In second place is VF Corp., which is up 51 percent year to date after acquiring The Timberland Co. for $2.3 billion in June. It hovered around $130 a share last week.

Firms such as Steven Madden Ltd. and Nordstrom Inc. also completed acquisitions during the year, leading to a faster rate of topline growth and subsequent buy ratings from analysts.

Other investor favorites, such Foot Locker Inc. and Finish Line Inc., are on track to finish the year up about 20 percent and 14 percent, respectively.

“Foot Locker was specifically a turnaround story that exceeded even very aggressive management targets, while Finish Line continued to improve its operating profit, which was already at peak levels,” said McShane, adding that Foot Locker plans to announce a new strategy and set new targets in the spring, which should excite the market further.

But other companies were hit by lackluster results. While the market winners saw a median gain of 14.4 percent, the losers recorded a median decline of 23.4 percent.

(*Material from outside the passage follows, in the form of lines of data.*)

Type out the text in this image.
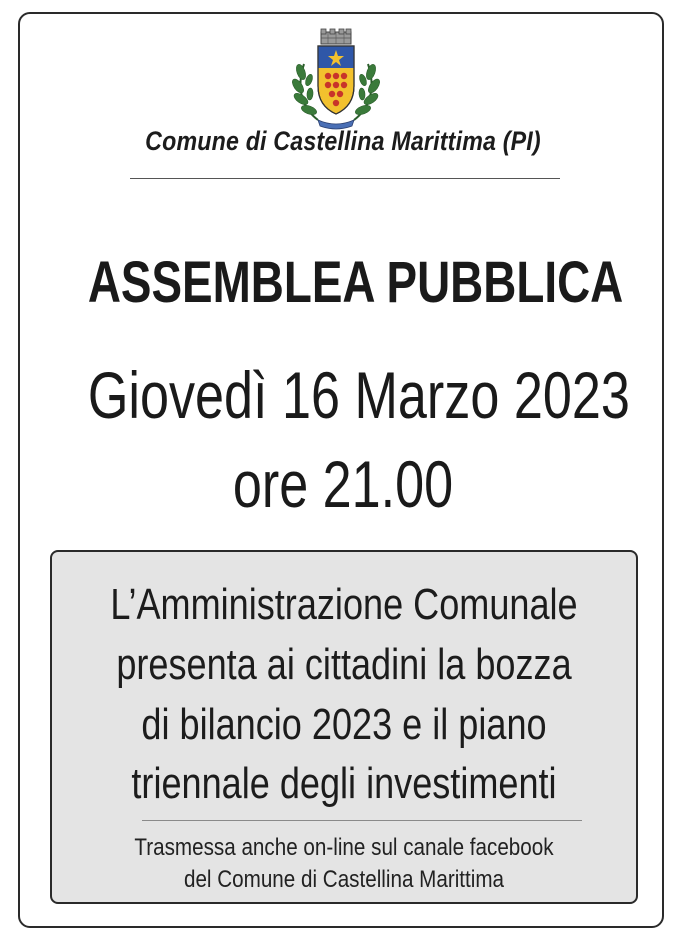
Comune di Castellina Marittima (PI)
ASSEMBLEA PUBBLICA
Giovedì 16 Marzo 2023
ore 21.00
L’Amministrazione Comunale
presenta ai cittadini la bozza
di bilancio 2023 e il piano
triennale degli investimenti
Trasmessa anche on-line sul canale facebook
del Comune di Castellina Marittima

Two firms that have struggled with profitability and are undergoing portfolio review — Collective Brands Inc. and Brown Shoe Co. — are about 40 percent lower now than when the year began.

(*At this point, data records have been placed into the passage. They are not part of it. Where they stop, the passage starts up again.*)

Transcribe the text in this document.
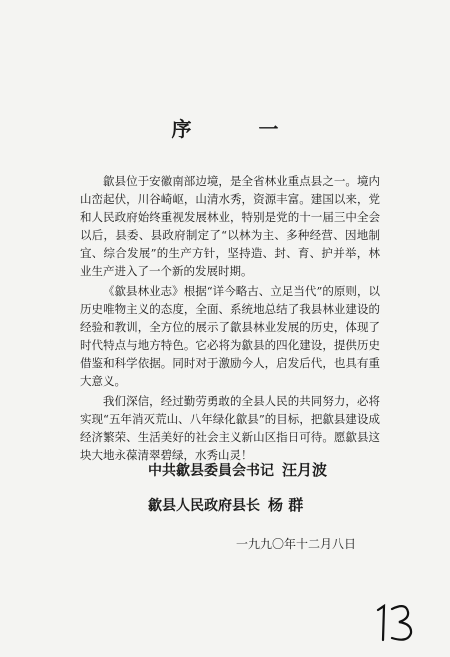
序 一

歙县位于安徽南部边境，是全省林业重点县之一。境内山峦起伏，川谷崎岖，山清水秀，资源丰富。建国以来，党和人民政府始终重视发展林业，特别是党的十一届三中全会以后，县委、县政府制定了“以林为主、多种经营、因地制宜、综合发展”的生产方针，坚持造、封、育、护并举，林业生产进入了一个新的发展时期。

《歙县林业志》根据“详今略古、立足当代”的原则，以历史唯物主义的态度，全面、系统地总结了我县林业建设的经验和教训，全方位的展示了歙县林业发展的历史，体现了时代特点与地方特色。它必将为歙县的四化建设，提供历史借鉴和科学依据。同时对于激励今人，启发后代，也具有重大意义。

我们深信，经过勤劳勇敢的全县人民的共同努力，必将实现“五年消灭荒山、八年绿化歙县”的目标，把歙县建设成经济繁荣、生活美好的社会主义新山区指日可待。愿歙县这块大地永葆清翠碧绿，水秀山灵！

中共歙县委員会书记 汪月波
歙县人民政府县长 杨 群
一九九〇年十二月八日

Crocs Inc., the top gainer at the year’s mid-point, will end the year roughly 18 percent down after lowering guidance in the third quarter and sending investors into a tailspin.

K-Swiss Inc., one of just a few firms in the red, is at the bottom of the list after seeing about 78 percent of its market cap wiped out year to date.

In the end, opportunities abound for investors looking to buy on recent weakness, analysts said.

Jim Duffy, an analyst at Stifel Nicolaus, said Crocs is trading at a multiple of about 12 times its 2012 earnings-per-share estimate of $1.37, but should reach 15 times given its clean inventories have potential for 33 percent backlog growth for spring ’12.

And at DSW Inc., “shares are at attractive levels for investors looking for growth at a reasonable price,” said Susquehanna Financial analyst Christopher Svezia. “[It has proven its] ability to grow comps by superior store execution.” As of close on Wednesday, DSW was trading at $44.54.